We now know why he pulled out of a speech to the policy wonks of the Institute for Government and – rudely, his critics would claim – missed the memorial service for former Tory minister James Brokenshire.
His statement was obviously an attempt to set the record straight. But even his most loyal supporters would say it was a statement he should have made weeks ago.
Angela Rayner – who Labour initially denied had been present at the “beergate” curry, later said he’d also quit if she’s fined. Bet she’s delighted at being dragged back into the Starmer drama.
As he gripped the lectern during his monologue at Labour HQ, there was a change of tone from Sir Keir’s previous complacent and misleading statements on the “beergate” allegations.
The charge against the Labour leader from his political opponents has been self-righteous hypocrisy. And he may be an experienced lawyer, but he forgot the cast iron rule of politics: it’s not the offence, it’s the cover-up.
After his protestations of innocence and pleadings about “honesty” and “integrity”, the key question was asked as he attempted to escape by Sky’s tenacious political editor, Beth Rigby.
What would Sir Keir do if Durham Police rule that he broke the rules but isn’t fined, Beth asked. Remember, the force said it wouldn’t fine Dominic Cummings over his “eyesight” drive to Barnard Castle because it doesn’t fine people retrospectively.
Sir Keir’s answer: he’ll only quit if he’s fined, an answer that won’t satisfy his critics and could lead to tears on his pilau in the weeks and month ahead.

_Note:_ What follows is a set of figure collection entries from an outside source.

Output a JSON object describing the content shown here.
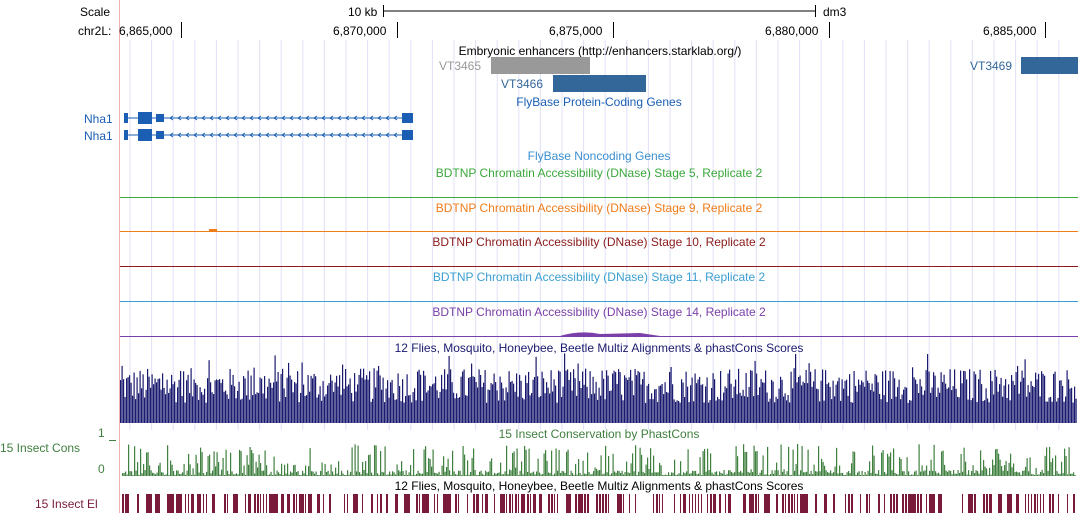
{
  "ruler": {
    "scale_label": "Scale",
    "scale_bar_label": "10 kb",
    "assembly": "dm3",
    "chrom_label": "chr2L:",
    "ticks": [
      "6,865,000",
      "6,870,000",
      "6,875,000",
      "6,880,000",
      "6,885,000"
    ]
  },
  "tracks": {
    "enhancers": {
      "title": "Embryonic enhancers (http://enhancers.starklab.org/)",
      "items": [
        {
          "name": "VT3465",
          "color": "#999999"
        },
        {
          "name": "VT3466",
          "color": "#336699"
        },
        {
          "name": "VT3469",
          "color": "#336699"
        }
      ]
    },
    "flybase_coding": {
      "title": "FlyBase Protein-Coding Genes",
      "genes": [
        "Nha1",
        "Nha1"
      ],
      "color": "#1a5fb4"
    },
    "flybase_noncoding": {
      "title": "FlyBase Noncoding Genes"
    },
    "dnase": [
      {
        "title": "BDTNP Chromatin Accessibility (DNase) Stage 5, Replicate 2",
        "color": "#3aa83a"
      },
      {
        "title": "BDTNP Chromatin Accessibility (DNase) Stage 9, Replicate 2",
        "color": "#f07c1a"
      },
      {
        "title": "BDTNP Chromatin Accessibility (DNase) Stage 10, Replicate 2",
        "color": "#8b1a1a"
      },
      {
        "title": "BDTNP Chromatin Accessibility (DNase) Stage 11, Replicate 2",
        "color": "#3a9fd0"
      },
      {
        "title": "BDTNP Chromatin Accessibility (DNase) Stage 14, Replicate 2",
        "color": "#7a3fa8"
      }
    ],
    "multiz": {
      "title": "12 Flies, Mosquito, Honeybee, Beetle Multiz Alignments & phastCons Scores",
      "color": "#1a1a6e"
    },
    "phastcons": {
      "title": "15 Insect Conservation by PhastCons",
      "side_label": "15 Insect Cons",
      "axis_max": "1",
      "axis_min": "0",
      "color": "#3f7f3f"
    },
    "elements": {
      "title": "12 Flies, Mosquito, Honeybee, Beetle Multiz Alignments & phastCons Scores",
      "side_label": "15 Insect El",
      "color": "#7a1a3a"
    }
  }
}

Speaking on Sky News on Tuesday, Policing Minister Kit Malthouse said Durham Constabulary will meet “high standards” regardless of any alleged pressure on them as they investigate the Labour leader.
“Durham police will operate professionally to the high standards we expect of them irrespective of what the external goings-on are around this case,” he said.
“We need to leave them the space and time to do their job.”
The COVID-19 Bereaved Families for Justice UK campaign group, which has been critical of the government’s pandemic policies, tweeted: “This is the right decision by Keir Starmer and in contrast to Boris Johnson, shows integrity, decency and respect to the bereaved.”